Empires Fall Every 250 Years, and We’re Next

Many empires have been observed throughout their life cycle from the beginning, peak, and then to the inevitable end. The Romans, the Ottomans, the Greeks, the British, and the Persians have all risen to their climax of power and then fallen. This does not mean that they ceased to exist or that they were completely demolished, but it does mean that they had begun the cycle once more. ​Considering the current state of the U.S. in terms of politics, economy, and society, the majority of people are wondering what the future holds. In my opinion, it’s not headed in a positive direction.

The person responsible for coming up with the 250-year rule is John Glubb in his work, The Fate of Empires. He has been described as an obscure man with even more obscure works, yet, he has been proven right over the last few centuries.

Many philosophers and historians have studied these cycles and found that there are signs to indicate the fall. These may include increased inequality, economic collapse, growing hatred, increased military spending, the decline in the currency, and government inadequacy. I believe we can see some of these present in today’s government and society. Let’s compare these with the U.S. today. 

The first characteristic, increased inequality, does not completely mean what first comes to mind, which is in terms of race, gender, etc. It can also refer to an economical way to speak on the functioning system set in place or, in this case, dysfunctioning. The phrase, “The rich are getting richer, and the poor are getting poorer,” is a great way to describe this. As the U.S. keeps issuing tax cuts for those in the highest tax brackets, this trend will continue. This includes large corporations. Amazon pays little to no taxes for a corporation with a net income of 33.364 billion in 2021, while the middle and lower classes are riddled with taxes.

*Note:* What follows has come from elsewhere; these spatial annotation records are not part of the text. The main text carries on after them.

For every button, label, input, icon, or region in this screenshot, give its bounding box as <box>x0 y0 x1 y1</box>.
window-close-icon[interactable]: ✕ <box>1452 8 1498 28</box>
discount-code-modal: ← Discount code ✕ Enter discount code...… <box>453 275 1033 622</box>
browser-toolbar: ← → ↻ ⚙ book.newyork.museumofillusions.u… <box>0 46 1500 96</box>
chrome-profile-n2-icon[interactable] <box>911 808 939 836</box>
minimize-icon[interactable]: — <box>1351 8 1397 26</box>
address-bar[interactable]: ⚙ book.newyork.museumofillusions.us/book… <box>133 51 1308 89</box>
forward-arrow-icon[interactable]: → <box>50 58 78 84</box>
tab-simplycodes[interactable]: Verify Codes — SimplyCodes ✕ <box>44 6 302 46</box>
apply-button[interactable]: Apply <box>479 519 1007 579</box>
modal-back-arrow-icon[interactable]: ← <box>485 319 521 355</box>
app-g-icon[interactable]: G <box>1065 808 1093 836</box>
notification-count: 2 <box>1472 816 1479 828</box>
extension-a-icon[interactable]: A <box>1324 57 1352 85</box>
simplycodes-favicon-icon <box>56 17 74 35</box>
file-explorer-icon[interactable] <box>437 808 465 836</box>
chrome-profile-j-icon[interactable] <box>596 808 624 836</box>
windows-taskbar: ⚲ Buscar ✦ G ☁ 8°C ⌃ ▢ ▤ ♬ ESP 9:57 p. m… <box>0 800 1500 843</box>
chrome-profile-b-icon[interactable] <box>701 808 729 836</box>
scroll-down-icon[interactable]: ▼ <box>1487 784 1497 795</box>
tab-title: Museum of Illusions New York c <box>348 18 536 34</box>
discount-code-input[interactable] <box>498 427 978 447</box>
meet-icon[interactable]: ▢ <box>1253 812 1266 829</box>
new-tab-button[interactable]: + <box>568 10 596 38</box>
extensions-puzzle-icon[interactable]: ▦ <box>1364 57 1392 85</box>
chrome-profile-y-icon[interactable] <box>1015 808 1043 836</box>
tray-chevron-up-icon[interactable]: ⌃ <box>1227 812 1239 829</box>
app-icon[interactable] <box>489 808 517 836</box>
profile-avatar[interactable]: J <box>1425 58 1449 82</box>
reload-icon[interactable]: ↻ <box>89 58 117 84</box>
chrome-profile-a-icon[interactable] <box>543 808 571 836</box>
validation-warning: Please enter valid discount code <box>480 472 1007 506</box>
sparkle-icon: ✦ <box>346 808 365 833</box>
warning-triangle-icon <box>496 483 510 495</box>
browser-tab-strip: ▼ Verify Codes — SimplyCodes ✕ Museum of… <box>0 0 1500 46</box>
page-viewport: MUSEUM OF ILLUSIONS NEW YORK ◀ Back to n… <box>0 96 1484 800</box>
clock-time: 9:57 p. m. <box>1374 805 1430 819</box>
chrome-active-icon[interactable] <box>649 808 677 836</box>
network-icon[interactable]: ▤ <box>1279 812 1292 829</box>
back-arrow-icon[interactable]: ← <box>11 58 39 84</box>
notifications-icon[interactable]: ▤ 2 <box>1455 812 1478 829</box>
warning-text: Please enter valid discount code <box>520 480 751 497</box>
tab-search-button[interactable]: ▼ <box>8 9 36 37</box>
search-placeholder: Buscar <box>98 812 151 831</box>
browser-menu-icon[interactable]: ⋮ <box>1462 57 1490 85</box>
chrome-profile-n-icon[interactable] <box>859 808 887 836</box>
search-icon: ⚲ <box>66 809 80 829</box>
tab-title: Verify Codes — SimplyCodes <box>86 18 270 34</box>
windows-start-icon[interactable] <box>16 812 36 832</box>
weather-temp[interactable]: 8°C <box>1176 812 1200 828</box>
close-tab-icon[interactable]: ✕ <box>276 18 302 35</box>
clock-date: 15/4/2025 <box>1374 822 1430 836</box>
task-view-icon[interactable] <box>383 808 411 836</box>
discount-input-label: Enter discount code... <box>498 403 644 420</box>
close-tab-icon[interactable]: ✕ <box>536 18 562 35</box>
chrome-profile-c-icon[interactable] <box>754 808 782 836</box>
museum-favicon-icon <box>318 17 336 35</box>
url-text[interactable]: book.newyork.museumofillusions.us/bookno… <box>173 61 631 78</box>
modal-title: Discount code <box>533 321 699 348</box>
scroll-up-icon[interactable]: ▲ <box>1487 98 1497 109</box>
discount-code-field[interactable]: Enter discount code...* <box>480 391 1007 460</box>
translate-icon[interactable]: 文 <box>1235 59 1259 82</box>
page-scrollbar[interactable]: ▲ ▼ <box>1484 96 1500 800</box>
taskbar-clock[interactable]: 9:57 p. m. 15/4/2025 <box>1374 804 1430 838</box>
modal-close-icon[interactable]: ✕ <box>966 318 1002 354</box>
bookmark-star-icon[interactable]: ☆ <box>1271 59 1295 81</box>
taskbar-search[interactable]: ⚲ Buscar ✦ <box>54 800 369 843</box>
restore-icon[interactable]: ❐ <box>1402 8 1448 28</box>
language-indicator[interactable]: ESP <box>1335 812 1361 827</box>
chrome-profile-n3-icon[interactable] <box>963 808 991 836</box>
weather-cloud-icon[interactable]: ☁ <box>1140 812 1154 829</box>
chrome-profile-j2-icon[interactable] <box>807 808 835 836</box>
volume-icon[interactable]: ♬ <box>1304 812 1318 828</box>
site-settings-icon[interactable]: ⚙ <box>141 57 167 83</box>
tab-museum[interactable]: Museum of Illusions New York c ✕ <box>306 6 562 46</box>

The top 1% have enough money to solve a number of world issues and still make all the money back after. One example is Elon Musk’s infamous conflict with the United Nations. David Beasley, head of the U.N. Food Agency, swiftly called him out about earning $36 billion in one day by tweeting, “1/6 of your one-day increase would save 42 million lives that are knocking on famine’s door…” according to an NPR article. Elon Musk replied with a dare that the WFP should show him their plans for solving world hunger and he will sell Tesla stock and donate. A few weeks later, a donation of 5.74 billion was made to the cause by Musk. This will aid millions of starving people around the world. However, is it truly his responsibility? If the government knew how to properly control its economy, it wouldn’t need Elon Musk to donate such a large amount of money to feed its people.

Growing hatred is something that applies directly but also fits into other categories such as government inadequacy. It was just two years ago that the biggest protest in U.S. history happened, a march for George Floyd’s death, topping the Women’s March in 2017. However, I feel the government hasn’t done much to solve the problem. I still see neighborhoods with people of color over-policed—as if they expect people to break the law simply because of where they live and who they are. This is present in the Antelope Valley and my own neighborhood. There is a much greater number of police cars and patrols on the East side of Lancaster (which is predominantly occupied by people of color) than on the West side. As soon as I cross Division Street to and from school, I automatically recognize the shift. Despite everyone protesting for so long about this issue, we have taken steps that are so small that it’s still just an ideology rather than law or policy. If a government built on democracy does not listen to its majority of people who supposedly ‘have the power to shape their own country,’ then is it really a democracy?

Another one of the signs is government inadequacy. The electoral college has been questioned on its efficacy for years. There are pros and cons to direct and representative democracies, but it seems to me that as the years go on, the people have less input on what they would like their country to look like. However, we are getting bolder with protests and speaking out, especially after the overturning of Roe V. Wade. We still have people holding on to their positions in government after serving for decades and resisting change in order to preserve their individual power. The supreme court has justices like Clarence Thomas who have served for almost 31 years. He has made his stance clear on abortion despite it not representing the wants of the general public. After all, according to Pew Research Center, 61% of Americans are pro-choice. I believe that if the government no longer serves the will of the people, it should be reconstructed in a way that supports those it governs.

The last characteristic is increased military spending. According to the Stockholm International Peace Research Institute, in 2021, the U.S. government spent 801 billion on military projects. This is more than the following five countries combined on the list, including Russia, India, the U.K., Germany, and China. The United States takes up 38% of military spending worldwide. Considering there are 196 countries, I would say that’s a lot more than necessary.​ To put into perspective, countries that are deep into decade-long wars do not spend as much as the United States on the military. 

In my opinion, the characteristics mentioned seem to fit the United States perfectly, so the question now is: how close are we? If we were to base it upon the time that the Declaration of Independence was signed in 1776, which solidified the United States’ independence as its own country, that would place us in the year 246. This implies that the U.S.’s power is coming to an end in 2026. With the increase in tension over the past few years, I wouldn’t be surprised if something large took place that shifted the U.S. as a global power. As a high school senior, I won’t even be graduating college until 2027. Perhaps it might be wiser to start looking into universities abroad.